I am not entirely sure if my proof is correct. I would appreciate if somebody helped.
$(\rightarrow)$ Assume $P(a)$. Let an arbitrary $y$. Let $y=a$. Since $P(a)$ and $y=a$, then $P(y)$. Since $y$ is arbitrary, then $\forall y [(y=a) \rightarrow P(y)]$.
$(\leftarrow)$ Assume $\forall y [(y=a) \rightarrow P(y)]$. Then, by universal instantiation, $(a=a) \rightarrow P(a)$. Then, $P(a)$.

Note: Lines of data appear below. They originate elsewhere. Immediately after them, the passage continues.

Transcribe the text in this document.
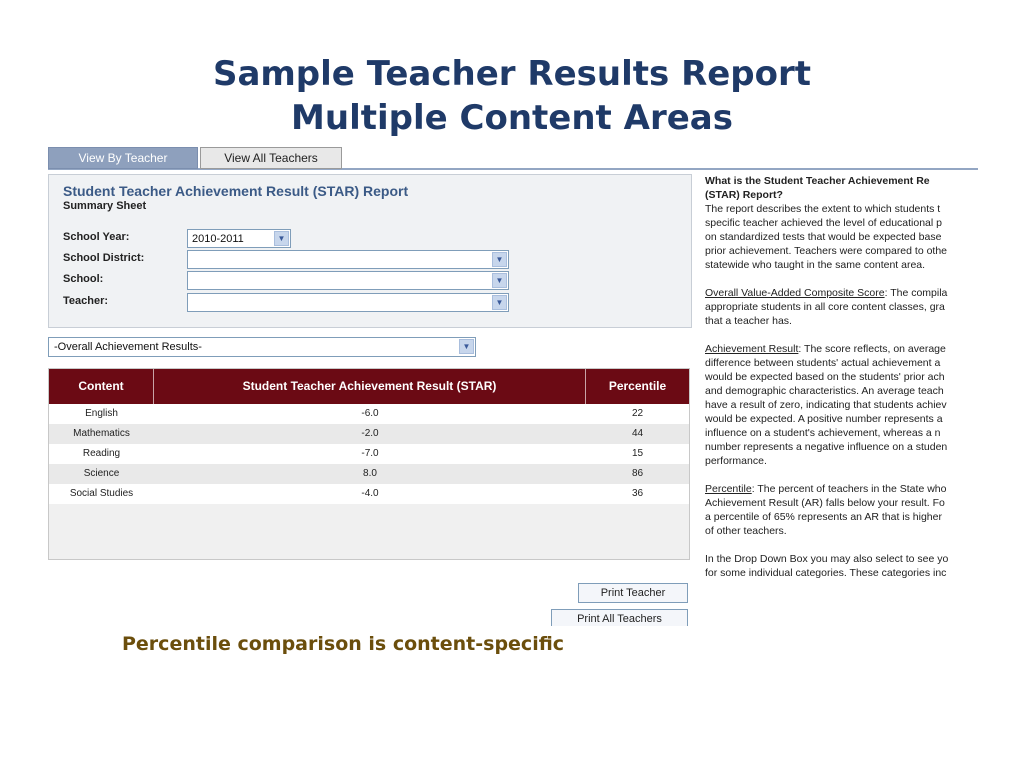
Sample Teacher Results Report
Multiple Content Areas
View By Teacher	View All Teachers
Student Teacher Achievement Result (STAR) Report
Summary Sheet
School Year:	2010-2011	▼
School District:	▼
School:	▼
Teacher:	▼
-Overall Achievement Results-	▼
Content	Student Teacher Achievement Result (STAR)	Percentile
English	-6.0	22
Mathematics	-2.0	44
Reading	-7.0	15
Science	8.0	86
Social Studies	-4.0	36
Print Teacher
Print All Teachers

What is the Student Teacher Achievement Re
(STAR) Report?
The report describes the extent to which students t
specific teacher achieved the level of educational p
on standardized tests that would be expected base
prior achievement. Teachers were compared to othe
statewide who taught in the same content area.

Overall Value-Added Composite Score: The compila
appropriate students in all core content classes, gra
that a teacher has.

Achievement Result: The score reflects, on average
difference between students' actual achievement a
would be expected based on the students' prior ach
and demographic characteristics. An average teach
have a result of zero, indicating that students achiev
would be expected. A positive number represents a
influence on a student's achievement, whereas a n
number represents a negative influence on a studen
performance.

Percentile: The percent of teachers in the State who
Achievement Result (AR) falls below your result. Fo
a percentile of 65% represents an AR that is higher
of other teachers.

In the Drop Down Box you may also select to see yo
for some individual categories. These categories inc

Percentile comparison is content-specific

Since $P(a)$ is logically equivalent to $\forall y [(y=a) \rightarrow P(y)]$, then, assuming $\Gamma$ is a set of formulas, $\Gamma \rightarrow P(a)$ is equivalent to $\Gamma \rightarrow \forall y [(y=a) \rightarrow P(y)]$. If $y$ does not occur in $\Gamma$, then the statement is equivalent to $\forall y [\Gamma \rightarrow ((y=a) \rightarrow P(y))]$, which is the same as $\forall y [(\Gamma \land (y=a)) \rightarrow P(y)]$. Have I missed something? Thanks.
Your first proof is valid.
Semantically: $P(a)$ holds exactly when "anything that is $a$ satisfies $P$."
Your second is not quite correct. $\Gamma$ cannot be a set of formula, rather it must be a well formed formula to be used the way you are using it. Otherwise the proof is okay.